Riqueza e Vocação: Caminhos de Santidade e Perdição na História da Igreja Ortodoxa
THEODORE El-Ghandour, Bispo
Vigário Patriarcal Antioquino para o Rio de Janeiro
Vigário Patriarcal Antioquino para o Rio de Janeiro
Na história da Igreja encontramos exemplos luminosos de homens e mulheres que, tocados pelo chamado de Deus, deixaram atrás de si toda segurança material para abraçar a vida segundo o Evangelho. Mas também encontramos, com dor, histórias daqueles que, tendo recebido o convite divino, não conseguiram desprender-se do apego às riquezas e acabaram afastando-se da vocação.
A Sagrada Escritura já nos alerta: “Onde está o teu tesouro, aí estará também o teu coração” (Mt 6,21). Esta verdade se confirmou repetidas vezes na vida dos santos e na experiência pastoral da Igreja.
Santos que deixaram a riqueza por Cristo incluem:
• São Antônio, o Grande († 356)
Nascido no Egito em família de posses, Antônio ouviu no templo a leitura do Evangelho: “Se queres ser perfeito, vai, vende tudo o que tens, dá-o aos pobres, e terás um tesouro no céu; depois vem e segue-me” (Mt 19,21). Tomando estas palavras como dirigidas diretamente a ele, distribuiu sua herança aos pobres e retirou-se para o deserto, tornando-se o pai do monaquismo cristão.
• Santa Catarina de Alexandria († início do séc. IV)
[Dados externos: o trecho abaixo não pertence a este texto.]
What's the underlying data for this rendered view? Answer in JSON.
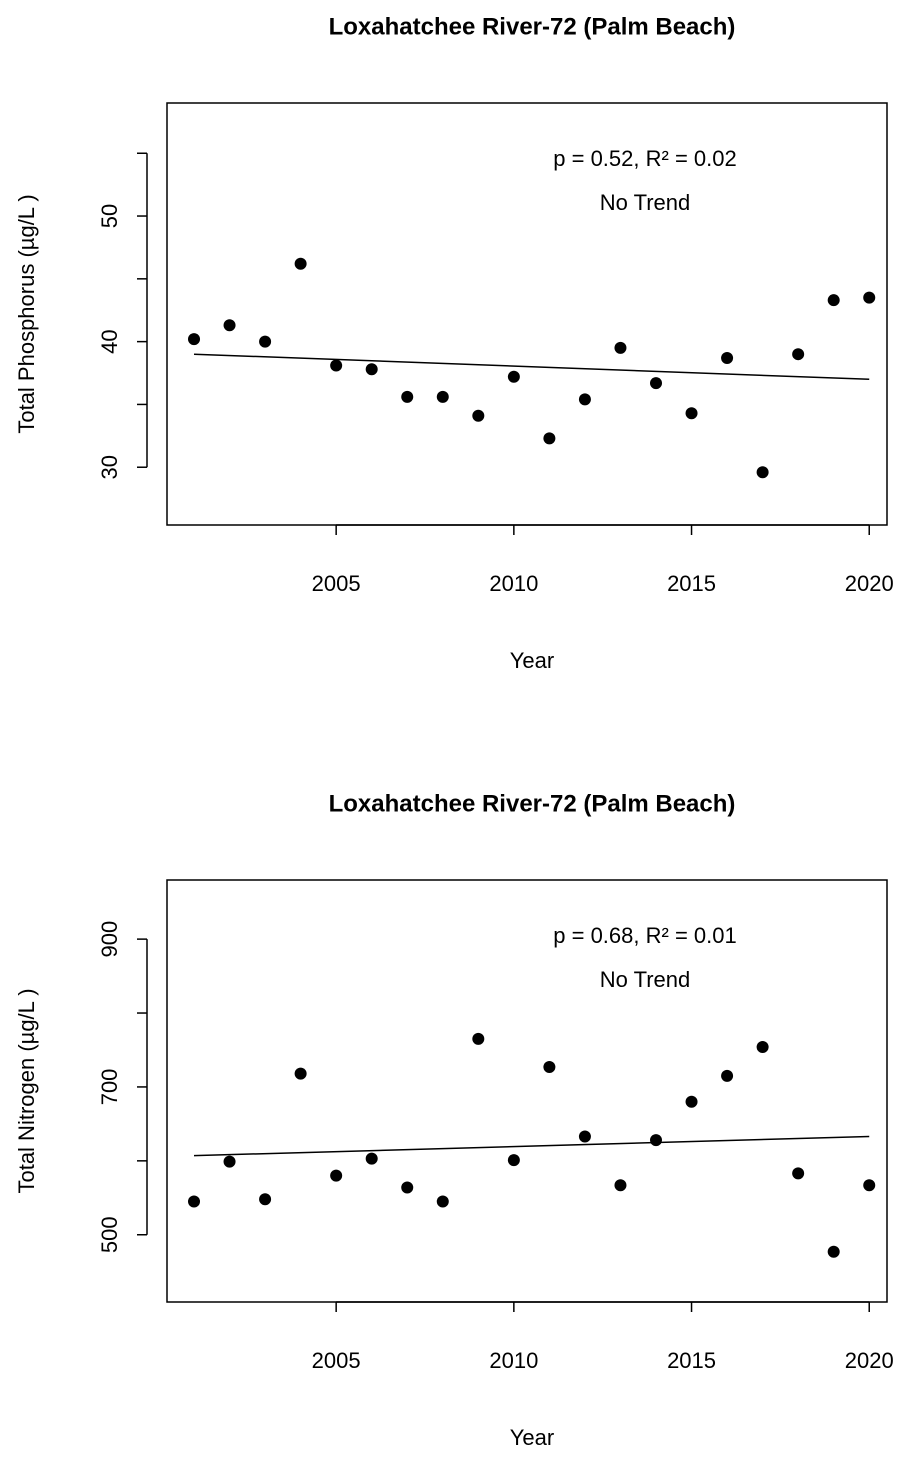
{
  "chart_data": [
    {
      "type": "scatter",
      "title": "Loxahatchee River-72 (Palm Beach)",
      "x_label": "Year",
      "y_label": "Total Phosphorus (µg/L )",
      "annotation": [
        "p = 0.52, R² = 0.02",
        "No Trend"
      ],
      "x": [
        2001,
        2002,
        2003,
        2004,
        2005,
        2006,
        2007,
        2008,
        2009,
        2010,
        2011,
        2012,
        2013,
        2014,
        2015,
        2016,
        2017,
        2018,
        2019,
        2020
      ],
      "values": [
        40.2,
        41.3,
        40.0,
        46.2,
        38.1,
        37.8,
        35.6,
        35.6,
        34.1,
        37.2,
        32.3,
        35.4,
        39.5,
        36.7,
        34.3,
        38.7,
        29.6,
        39.0,
        43.3,
        43.5
      ],
      "color": "#000000",
      "trend": {
        "x": [
          2001,
          2020
        ],
        "values": [
          39.0,
          37.0
        ]
      },
      "xlim": [
        2000.24,
        2020.5
      ],
      "xticks": [
        2005,
        2010,
        2015,
        2020
      ],
      "ylim": [
        25.4,
        59.0
      ],
      "yticks": [
        30,
        40,
        50
      ],
      "yminor_ticks": [
        35,
        45,
        55
      ]
    },
    {
      "type": "scatter",
      "title": "Loxahatchee River-72 (Palm Beach)",
      "x_label": "Year",
      "y_label": "Total Nitrogen (µg/L )",
      "annotation": [
        "p = 0.68, R² = 0.01",
        "No Trend"
      ],
      "x": [
        2001,
        2002,
        2003,
        2004,
        2005,
        2006,
        2007,
        2008,
        2009,
        2010,
        2011,
        2012,
        2013,
        2014,
        2015,
        2016,
        2017,
        2018,
        2019,
        2020
      ],
      "values": [
        545,
        599,
        548,
        718,
        580,
        603,
        564,
        545,
        765,
        601,
        727,
        633,
        567,
        628,
        680,
        715,
        754,
        583,
        477,
        567
      ],
      "color": "#000000",
      "trend": {
        "x": [
          2001,
          2020
        ],
        "values": [
          607,
          633
        ]
      },
      "xlim": [
        2000.24,
        2020.5
      ],
      "xticks": [
        2005,
        2010,
        2015,
        2020
      ],
      "ylim": [
        409,
        980
      ],
      "yticks": [
        500,
        700,
        900
      ],
      "yminor_ticks": [
        600,
        800
      ]
    }
  ]
}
De nobre e rica família, extremamente instruída, renunciou a todas as honras e bens para seguir Cristo, confessando-O publicamente diante do imperador. Seu testemunho e martírio mostram que a maior glória não é a riqueza terrena, mas a união com o Senhor.
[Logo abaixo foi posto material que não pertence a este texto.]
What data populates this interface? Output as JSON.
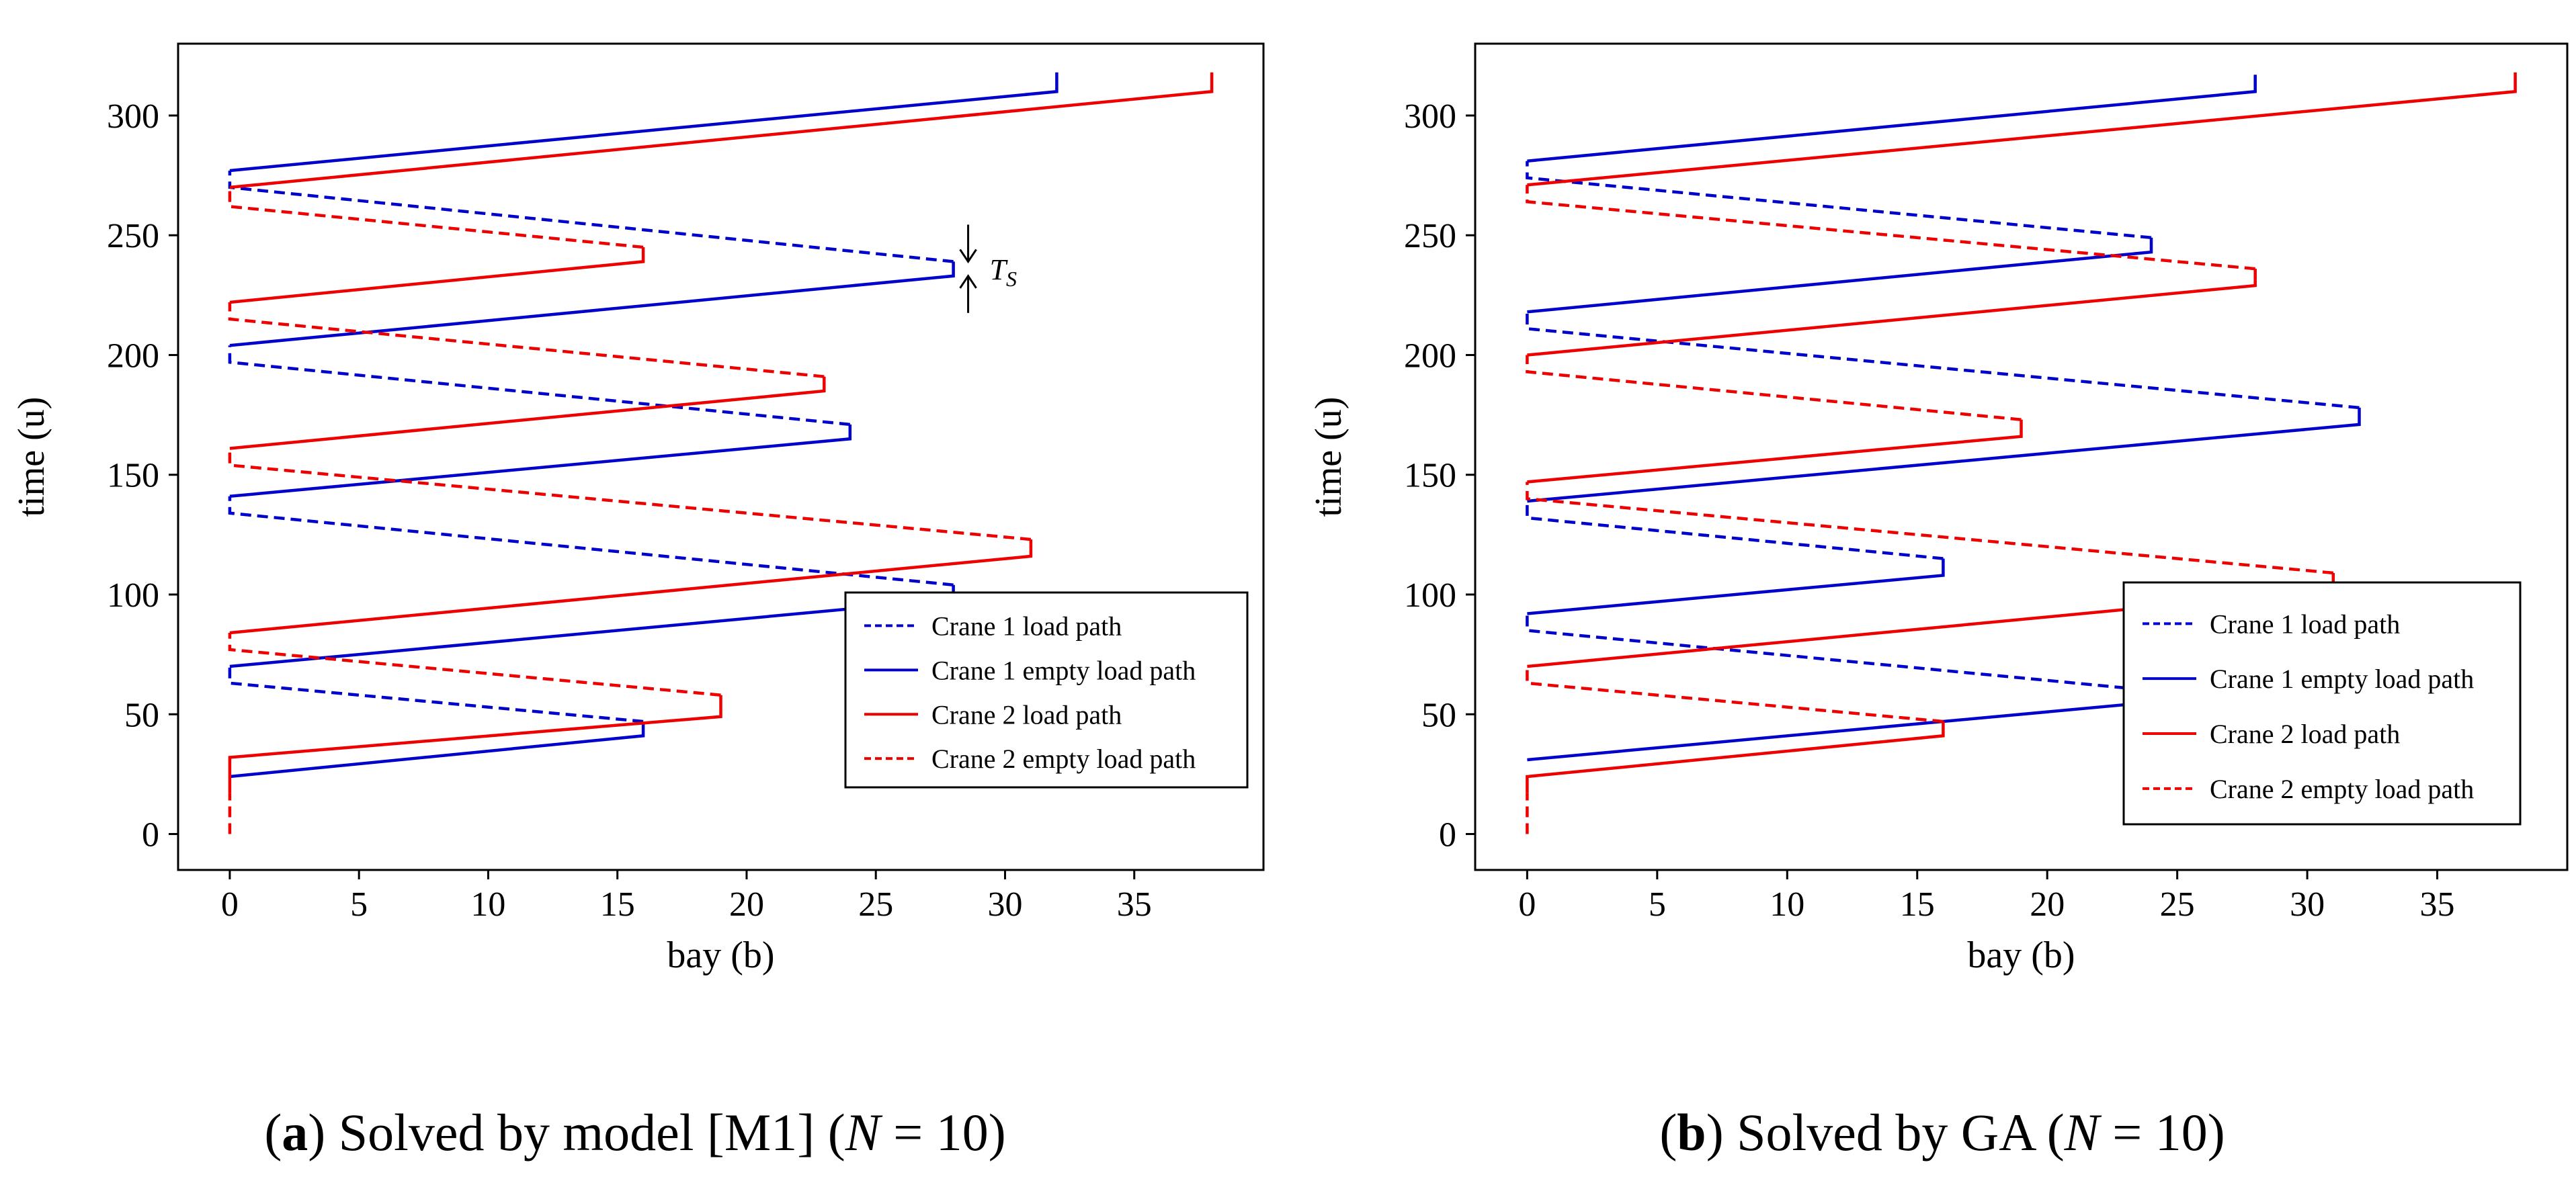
{
  "colors": {
    "crane1": "#0000cc",
    "crane2": "#ee0000",
    "axis": "#000000"
  },
  "captions": [
    {
      "prefix": "(",
      "letter": "a",
      "middle": ") Solved by model [M1] (",
      "variable": "N",
      "suffix": " = 10)"
    },
    {
      "prefix": "(",
      "letter": "b",
      "middle": ") Solved by GA (",
      "variable": "N",
      "suffix": " = 10)"
    }
  ],
  "chart_data": [
    {
      "type": "line",
      "title": "",
      "xlabel": "bay (b)",
      "ylabel": "time (u)",
      "xlim": [
        -2,
        40
      ],
      "ylim": [
        -15,
        330
      ],
      "xticks": [
        0,
        5,
        10,
        15,
        20,
        25,
        30,
        35
      ],
      "yticks": [
        0,
        50,
        100,
        150,
        200,
        250,
        300
      ],
      "legend": [
        "Crane 1 load path",
        "Crane 1 empty load path",
        "Crane 2 load path",
        "Crane 2 empty load path"
      ],
      "legend_position": "lower-right",
      "annotation": {
        "text": "T",
        "subscript": "S",
        "bay": 28,
        "time_low": 233,
        "time_high": 239
      },
      "series": [
        {
          "name": "Crane 1",
          "crane": 1,
          "segments": [
            {
              "style": "solid",
              "points": [
                [
                  0,
                  24
                ],
                [
                  16,
                  41
                ],
                [
                  16,
                  47
                ]
              ]
            },
            {
              "style": "dashed",
              "points": [
                [
                  16,
                  47
                ],
                [
                  0,
                  63
                ],
                [
                  0,
                  70
                ]
              ]
            },
            {
              "style": "solid",
              "points": [
                [
                  0,
                  70
                ],
                [
                  28,
                  98
                ],
                [
                  28,
                  104
                ]
              ]
            },
            {
              "style": "dashed",
              "points": [
                [
                  28,
                  104
                ],
                [
                  0,
                  134
                ],
                [
                  0,
                  141
                ]
              ]
            },
            {
              "style": "solid",
              "points": [
                [
                  0,
                  141
                ],
                [
                  24,
                  165
                ],
                [
                  24,
                  171
                ]
              ]
            },
            {
              "style": "dashed",
              "points": [
                [
                  24,
                  171
                ],
                [
                  0,
                  197
                ],
                [
                  0,
                  204
                ]
              ]
            },
            {
              "style": "solid",
              "points": [
                [
                  0,
                  204
                ],
                [
                  28,
                  233
                ],
                [
                  28,
                  239
                ]
              ]
            },
            {
              "style": "dashed",
              "points": [
                [
                  28,
                  239
                ],
                [
                  0,
                  270
                ],
                [
                  0,
                  277
                ]
              ]
            },
            {
              "style": "solid",
              "points": [
                [
                  0,
                  277
                ],
                [
                  32,
                  310
                ],
                [
                  32,
                  318
                ]
              ]
            }
          ]
        },
        {
          "name": "Crane 2",
          "crane": 2,
          "segments": [
            {
              "style": "dashed",
              "points": [
                [
                  0,
                  0
                ],
                [
                  0,
                  17
                ]
              ]
            },
            {
              "style": "solid",
              "points": [
                [
                  0,
                  17
                ],
                [
                  0,
                  32
                ],
                [
                  19,
                  49
                ],
                [
                  19,
                  58
                ]
              ]
            },
            {
              "style": "dashed",
              "points": [
                [
                  19,
                  58
                ],
                [
                  0,
                  77
                ],
                [
                  0,
                  84
                ]
              ]
            },
            {
              "style": "solid",
              "points": [
                [
                  0,
                  84
                ],
                [
                  31,
                  116
                ],
                [
                  31,
                  123
                ]
              ]
            },
            {
              "style": "dashed",
              "points": [
                [
                  31,
                  123
                ],
                [
                  0,
                  154
                ],
                [
                  0,
                  161
                ]
              ]
            },
            {
              "style": "solid",
              "points": [
                [
                  0,
                  161
                ],
                [
                  23,
                  185
                ],
                [
                  23,
                  191
                ]
              ]
            },
            {
              "style": "dashed",
              "points": [
                [
                  23,
                  191
                ],
                [
                  0,
                  215
                ],
                [
                  0,
                  222
                ]
              ]
            },
            {
              "style": "solid",
              "points": [
                [
                  0,
                  222
                ],
                [
                  16,
                  239
                ],
                [
                  16,
                  245
                ]
              ]
            },
            {
              "style": "dashed",
              "points": [
                [
                  16,
                  245
                ],
                [
                  0,
                  262
                ],
                [
                  0,
                  270
                ]
              ]
            },
            {
              "style": "solid",
              "points": [
                [
                  0,
                  270
                ],
                [
                  38,
                  310
                ],
                [
                  38,
                  318
                ]
              ]
            }
          ]
        }
      ]
    },
    {
      "type": "line",
      "title": "",
      "xlabel": "bay (b)",
      "ylabel": "time (u)",
      "xlim": [
        -2,
        40
      ],
      "ylim": [
        -15,
        330
      ],
      "xticks": [
        0,
        5,
        10,
        15,
        20,
        25,
        30,
        35
      ],
      "yticks": [
        0,
        50,
        100,
        150,
        200,
        250,
        300
      ],
      "legend": [
        "Crane 1 load path",
        "Crane 1 empty load path",
        "Crane 2 load path",
        "Crane 2 empty load path"
      ],
      "legend_position": "lower-right",
      "series": [
        {
          "name": "Crane 1",
          "crane": 1,
          "segments": [
            {
              "style": "solid",
              "points": [
                [
                  0,
                  31
                ],
                [
                  23,
                  54
                ],
                [
                  23,
                  61
                ]
              ]
            },
            {
              "style": "dashed",
              "points": [
                [
                  23,
                  61
                ],
                [
                  0,
                  85
                ],
                [
                  0,
                  92
                ]
              ]
            },
            {
              "style": "solid",
              "points": [
                [
                  0,
                  92
                ],
                [
                  16,
                  108
                ],
                [
                  16,
                  115
                ]
              ]
            },
            {
              "style": "dashed",
              "points": [
                [
                  16,
                  115
                ],
                [
                  0,
                  132
                ],
                [
                  0,
                  139
                ]
              ]
            },
            {
              "style": "solid",
              "points": [
                [
                  0,
                  139
                ],
                [
                  32,
                  171
                ],
                [
                  32,
                  178
                ]
              ]
            },
            {
              "style": "dashed",
              "points": [
                [
                  32,
                  178
                ],
                [
                  0,
                  211
                ],
                [
                  0,
                  218
                ]
              ]
            },
            {
              "style": "solid",
              "points": [
                [
                  0,
                  218
                ],
                [
                  24,
                  243
                ],
                [
                  24,
                  249
                ]
              ]
            },
            {
              "style": "dashed",
              "points": [
                [
                  24,
                  249
                ],
                [
                  0,
                  274
                ],
                [
                  0,
                  281
                ]
              ]
            },
            {
              "style": "solid",
              "points": [
                [
                  0,
                  281
                ],
                [
                  28,
                  310
                ],
                [
                  28,
                  317
                ]
              ]
            }
          ]
        },
        {
          "name": "Crane 2",
          "crane": 2,
          "segments": [
            {
              "style": "dashed",
              "points": [
                [
                  0,
                  0
                ],
                [
                  0,
                  17
                ]
              ]
            },
            {
              "style": "solid",
              "points": [
                [
                  0,
                  17
                ],
                [
                  0,
                  24
                ],
                [
                  16,
                  41
                ],
                [
                  16,
                  47
                ]
              ]
            },
            {
              "style": "dashed",
              "points": [
                [
                  16,
                  47
                ],
                [
                  0,
                  63
                ],
                [
                  0,
                  70
                ]
              ]
            },
            {
              "style": "solid",
              "points": [
                [
                  0,
                  70
                ],
                [
                  31,
                  102
                ],
                [
                  31,
                  109
                ]
              ]
            },
            {
              "style": "dashed",
              "points": [
                [
                  31,
                  109
                ],
                [
                  0,
                  140
                ],
                [
                  0,
                  147
                ]
              ]
            },
            {
              "style": "solid",
              "points": [
                [
                  0,
                  147
                ],
                [
                  19,
                  166
                ],
                [
                  19,
                  173
                ]
              ]
            },
            {
              "style": "dashed",
              "points": [
                [
                  19,
                  173
                ],
                [
                  0,
                  193
                ],
                [
                  0,
                  200
                ]
              ]
            },
            {
              "style": "solid",
              "points": [
                [
                  0,
                  200
                ],
                [
                  28,
                  229
                ],
                [
                  28,
                  236
                ]
              ]
            },
            {
              "style": "dashed",
              "points": [
                [
                  28,
                  236
                ],
                [
                  0,
                  264
                ],
                [
                  0,
                  271
                ]
              ]
            },
            {
              "style": "solid",
              "points": [
                [
                  0,
                  271
                ],
                [
                  38,
                  310
                ],
                [
                  38,
                  318
                ]
              ]
            }
          ]
        }
      ]
    }
  ]
}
• São João, o Misericordioso († 619)
Patriarca de Alexandria, herdou vasta fortuna familiar. Ao assumir o patriarcado, distribuiu tudo aos pobres e fez da sua vida um contínuo ato de caridade, sustentando órfãos, viúvas e necessitados, convencido de que a verdadeira riqueza é servir a Cristo nos irmãos.
• Santo Arsênio, o Grande († 449)
Educador dos filhos do imperador Teodósio, viveu cercado de luxo e influência. Ao ouvir a voz de Deus chamando-o à vida de silêncio e oração, abandonou tudo e foi ao deserto, onde viveu em extrema pobreza e oração constante.
A Igreja também preserva, como advertência, histórias daqueles que não conseguiram desapegar-se:
• O jovem rico do Evangelho (Mt 19,16-22)
Embora não seja uma figura posterior à Igreja primitiva, ele é um ícone universal do perigo do apego aos bens. Jesus o chamou a vender tudo e segui-Lo, mas ele “retirou-se triste, porque possuía muitos bens”. Na Tradição Ortodoxa, este episódio é lembrado para alertar que a riqueza, quando amada acima de Deus, se torna uma prisão.
• Ananias e Safira (At 5,1-11)
Membros da primeira comunidade cristã, venderam um campo, mas retiveram parte do valor, mentindo ao Espírito Santo. Sua ganância não apenas os afastou da graça, mas trouxe juízo imediato. É um testemunho dramático de que a mentira e o apego aos bens podem destruir a vida espiritual.
• Histórias monásticas de vocações perdidas
Em crônicas antigas do Monte Athos e dos desertos da Palestina, há relatos de jovens de famílias ricas que ingressaram na vida monástica, mas abandonaram o chamado ao receberem notícias de heranças ou negócios lucrativos. Essas histórias, preservadas nos apoftegmas, lembram que a vocação exige perseverança e renúncia total.
Na nossa tradição ortodoxa, a riqueza não é, em si mesma, um mal. Muitos santos a possuíram e a usaram para a glória de Deus e para socorrer os necessitados. O perigo reside no apego, quando o coração se torna escravo dos bens, e não seu administrador.
São João Crisóstomo ensina: “Não é a riqueza que nos prejudica, mas o seu mau uso; não é a pobreza que nos santifica, mas a humildade e a caridade que nela florescem.”
O chamado de Deus é sempre maior que qualquer tesouro terreno. Aqueles que souberam renunciar à riqueza para seguir Cristo descobriram uma liberdade e uma alegria que o ouro não pode comprar. Já os que preferiram as seguranças desta vida perderam não apenas a vocação, mas muitas vezes a paz da alma.
A história da Igreja Ortodoxa é um grande espelho para nós. Santos como Antônio, Catarina, João e Arsênio mostram que a renúncia abre as portas do Céu. Mas o jovem rico, Ananias, Safira e outros exemplos esquecidos lembram-nos que o apego pode sufocar a semente da vocação.
Hoje, como ontem, a pergunta permanece: o que estamos dispostos a deixar para seguir Cristo?